A letter from a reader on “(500) Days of Summer: The eternally sunlit paradise that is Los Angeles”
25 February 2010
To whom it may concern,
(500) Days of Summer was released on July 17, 2009. The World Socialist Web Site published a review by Jordan Mattos which was highly critical of the film’s lack of focus on the poorer areas of Los Angeles. This reader was impressed by the film and believed it deserved a second look. The film seems to be a rare phenomenon in American filmmaking today: a serious and honest piece of art.
(500) Days of Summer focuses on a young man named Thomas Hansen (Joseph Gordon-Levitt) who writes Hallmark-style cards for a Los Angeles firm, despite his training as an architect. He meets a girl named Summer (Zooey Deschanel) at work, and instantly becomes convinced that she is his one and only soulmate. Even though she tells him she does not believe in love, the two quickly become an item.
Presented as a sort of anti-love story, the film primarily deals with the incongruity between Tom’s expectations of reality, and the reality itself. Repeated dream sequences show his vision of the world: after he has sex with Summer for the first time, he walks out of his apartment and is greeted by a Ferris Bueller-esque parade complete with marching band horns and an animated bird. When she breaks up with him, he goes to the movies and is treated to an imaginary procession of films which all reinforce his misery.
One of the most powerful scenes comes when a split screen is cleverly used to show, on the left, his expectations for a meeting of theirs, and on the right, the reality. As the two become increasingly and heartbreakingly different, the expectations disappear entirely. Suddenly, the scene is replaced by a duplicate sketched version, as from an architect’s blueprint. Every perfect building is erased, and finally so is Tom. His idealized version of the world, with its true love and perfect architecture, has suffered a mortal blow.
He lays the blame for his own unrealistic expectations at the feet of a society in which easy-to-understand fairy-tales are preferred to reality. In a fit of anger, he asks his card-writing co-workers what words like “love” really mean, and why people need cards to express caring and compassion. “It’s these cards, and the movies and the pop songs, they’re to blame for all the lies, and the heartache, everything,” he tells his co-workers, “I think we do a bad thing here. People should be able to say how they feel, how they really feel, not some words that some strangers put in their mouths.”

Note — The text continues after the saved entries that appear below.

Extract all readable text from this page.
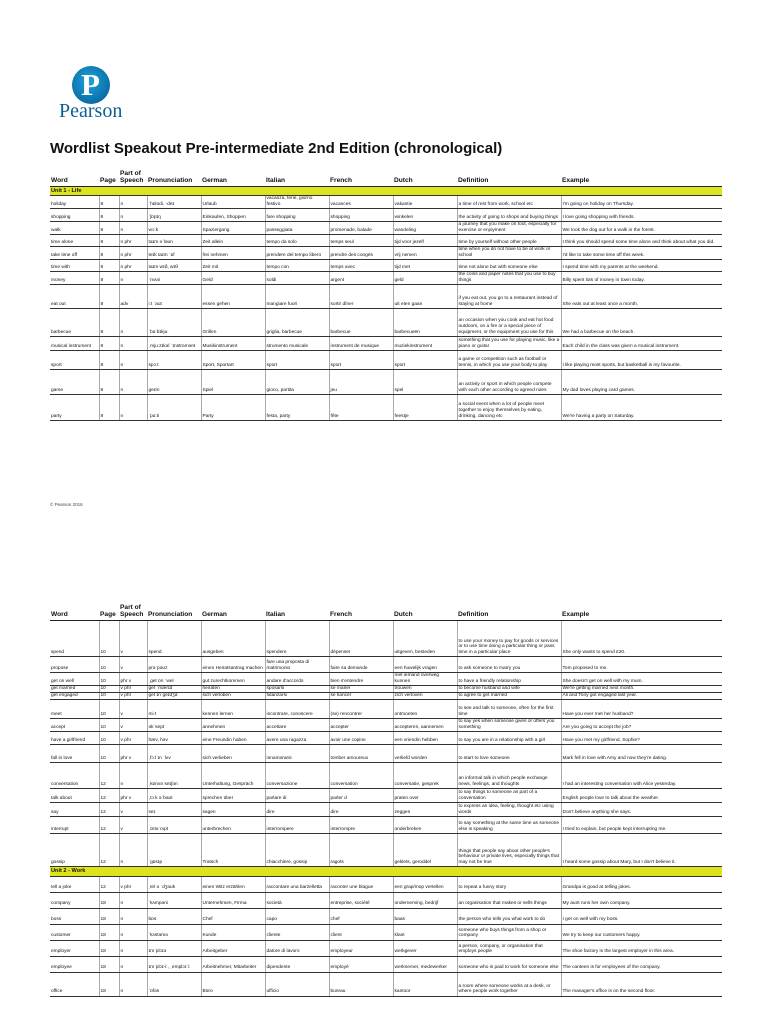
P
Pearson
Wordlist Speakout Pre-intermediate 2nd Edition (chronological)
Word	Page	Part of Speech	Pronunciation	German	Italian	French	Dutch	Definition	Example
Unit 1 - Life									
holiday	8	n	ˈhɒlədi, -deɪ	Urlaub	vacanza, ferie, giorno festivo	vacances	vakantie	a time of rest from work, school etc	I'm going on holiday on Thursday.
shopping	8	n	ˈʃɒpɪŋ	Einkaufen, Shoppen	fare shopping	shopping	winkelen	the activity of going to shops and buying things	I love going shopping with friends.
walk	8	n	wɔːk	Spaziergang	passeggiata	promenade, balade	wandeling	a journey that you make on foot, especially for exercise or enjoyment	We took the dog out for a walk in the forest.
time alone	8	n phr	taɪm əˈləʊn	Zeit allein	tempo da solo	temps seul	tijd voor jezelf	time by yourself without other people	I think you should spend some time alone and think about what you did.
take time off	8	n phr	teɪk taɪm ˈɒf	frei nehmen	prendere del tempo libero	prendre des congés	vrij nemen	time when you do not have to be at work or school	I'd like to take some time off this week.
time with	8	n phr	taɪm wɪð, wɪθ	Zeit mit	tempo con	temps avec	tijd met	time not alone but with someone else	I spend time with my parents at the weekend.
money	8	n	ˈmʌni	Geld	soldi	argent	geld	the coins and paper notes that you use to buy things	Billy spent lots of money in town today.
eat out	8	adv	iːt ˈaʊt	essen gehen	mangiare fuori	sortir dîner	uit eten gaan	if you eat out, you go to a restaurant instead of staying at home	She eats out at least once a month.
barbecue	8	n	ˈbɑːbɪkjuː	Grillen	griglia, barbecue	barbecue	barbecueën	an occasion when you cook and eat hot food outdoors, on a fire or a special piece of equipment, or the equipment you use for this	We had a barbecue on the beach.
musical instrument	8	n	ˌmjuːzɪkəl ˈɪnstrəmənt	Musikinstrument	strumento musicale	instrument de musique	muziekinstrument	something that you use for playing music, like a piano or guitar	Each child in the class was given a musical instrument.
sport	8	n	spɔːt	Sport, Sportart	sport	sport	sport	a game or competition such as football or tennis, in which you use your body to play	I like playing most sports, but basketball is my favourite.
game	8	n	ɡeɪm	Spiel	gioco, partita	jeu	spel	an activity or sport in which people compete with each other according to agreed rules	My dad loves playing card games.
party	8	n	ˈpɑːti	Party	festa, party	fête	feestje	a social event when a lot of people meet together to enjoy themselves by eating, drinking, dancing etc	We're having a party on Saturday.
© Pearson 2016
Word	Page	Part of Speech	Pronunciation	German	Italian	French	Dutch	Definition	Example
spend	10	v	spend	ausgeben	spendere	dépenser	uitgeven, besteden	to use your money to pay for goods or services or to use time doing a particular thing or pass time in a particular place	She only wants to spend £20.
propose	10	v	prəˈpəʊz	einen Heiratsantrag machen	fare una proposta di matrimonio	faire sa demande	een huwelijk vragen	to ask someone to marry you	Tom proposed to me.
get on well	10	phr v	ˌɡet ɒn ˈwel	gut zurechtkommen	andare d'accordo	bien s'entendre	met iemand overweg kunnen	to have a friendly relationship	She doesn't get on well with my mum.
get married	10	v phr	ɡet ˈmærɪd	heiraten	sposarsi	se marier	trouwen	to become husband and wife	We're getting married next month.
get engaged	10	v phr	ɡet ɪnˈɡeɪdʒd	sich verloben	fidanzarsi	se fiancer	zich verloven	to agree to get married	Ali and Tony got engaged last year.
meet	10	v	miːt	kennen lernen	incontrare, conoscere	(se) rencontrer	ontmoeten	to see and talk to someone, often for the first time	Have you ever met her husband?
accept	10	v	əkˈsept	annehmen	accettare	accepter	accepteren, aannemen	to say yes when someone gives or offers you something	Are you going to accept the job?
have a girlfriend	10	v phr	hæv, həv	eine Freundin haben	avere una ragazza	avoir une copine	een vriendin hebben	to say you are in a relationship with a girl	Have you met my girlfriend, Sophie?
fall in love	10	phr v	ˌfɔːl ɪn ˈlʌv	sich verlieben	innamorarsi	tomber amoureux	verliefd worden	to start to love someone	Mark fell in love with Amy and now they're dating.
conversation	12	n	ˌkɒnvəˈseɪʃən	Unterhaltung, Gespräch	conversazione	conversation	conversatie, gesprek	an informal talk in which people exchange news, feelings, and thoughts	I had an interesting conversation with Alice yesterday.
talk about	12	phr v	ˌtɔːk əˈbaʊt	sprechen über	parlare di	parler d	praten over	to say things to someone as part of a conversation	English people love to talk about the weather.
say	12	v	seɪ	sagen	dire	dire	zeggen	to express an idea, feeling, thought etc using words	Don't believe anything she says.
interrupt	12	v	ˌɪntəˈrʌpt	unterbrechen	interrompere	interrompre	onderbreken	to say something at the same time as someone else is speaking	I tried to explain, but people kept interrupting me.
gossip	12	n	ˈɡɒsɪp	Tratsch	chiacchiere, gossip	ragots	geklets, geroddel	things that people say about other people's behaviour or private lives, especially things that may not be true	I heard some gossip about Mary, but I don't believe it.
Unit 2 - Work									
tell a joke	12	v phr	ˌtel ə ˈdʒəʊk	einen Witz erzählen	raccontare una barzelletta	raconter une blague	een grap/mop vertellen	to repeat a funny story	Grandpa is good at telling jokes.
company	18	n	ˈkʌmpəni	Unternehmen, Firma	società	entreprise, société	onderneming, bedrijf	an organisation that makes or sells things	My aunt runs her own company.
boss	18	n	bɒs	Chef	capo	chef	baas	the person who tells you what work to do	I get on well with my boss.
customer	18	n	ˈkʌstəmə	Kunde	cliente	client	klant	someone who buys things from a shop or company	We try to keep our customers happy.
employer	18	n	ɪmˈplɔɪə	Arbeitgeber	datore di lavoro	employeur	werkgever	a person, company, or organisation that employs people	The shoe factory is the largest employer in this area.
employee	18	n	ɪmˈplɔɪ-iː, ˌemplɔɪˈiː	Arbeitnehmer, Mitarbeiter	dipendente	employé	werknemer, medewerker	someone who is paid to work for someone else	The canteen is for employees of the company.
office	18	n	ˈɒfəs	Büro	ufficio	bureau	kantoor	a room where someone works at a desk, or where people work together	The manager's office is on the second floor.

It is a fairly accurate description of a world in which there is little thought given to such phenomena as love. Popular music and movies give an incredibly warped view, often presenting it as eternal, everlasting, easy, and spontaneous. On the opposite end of the spectrum are those who share Summer’s original position: that love does not exist at all. Equally wrong and mired in cynicism, these critics of all human emotion are mocked when Summer herself falls in love and tells Tom that he was right about soulmates and destiny being real all along.
One of the film’s limitations lies in its inability to provide any hints as to what actual love entails. Love is perhaps the most deeply felt and deeply varied “human emotion”: a full explanation of it in all its forms is probably impossible in the frame of an hour-and-a-half-long movie.
When Summer tells Tom that he was right, she notes that one day she simply “woke up knowing” that she was with the right man. This is presented uncritically, with no irony. If she is right, then we as an audience are right back where we began: with Tom’s perfect conception of soulmates and everlasting harmony. There is no problem with Summer believing what she does: the trouble lies in the fact that the filmmakers make no final attempt to disprove her. The entire film has been an exercise in showing Hollywood and Disney romance for the fraud that it is, and somehow one of the last scenes seems to say the exact opposite. Luckily, the rest of the film is convincing enough that this one scene is unable to erase the conclusions we as an audience have drawn.
The film deserves praise for treating its subject seriously and in a well-thought-out manner. Despite critiquing misconceptions about love, it refuses to end in pessimism. Tom’s optimistic hopes of finding the girl he can honestly say he loves do not ultimately disappear. Moreover, it attempts to achieve its message not simply through preaching, but through clever uses of cinematic motifs and indirect characterization. After watching the film, the audience members feel that they have experienced something genuine, rather than an obvious parable made to prove a point.
Whatever confusion (500) Days of Summer might have, its humanity, plausibility, and thoroughly considered nature shine through. It stands out from the crowd of formulaic romantic comedies as an example of a second take on the “modern relationship.”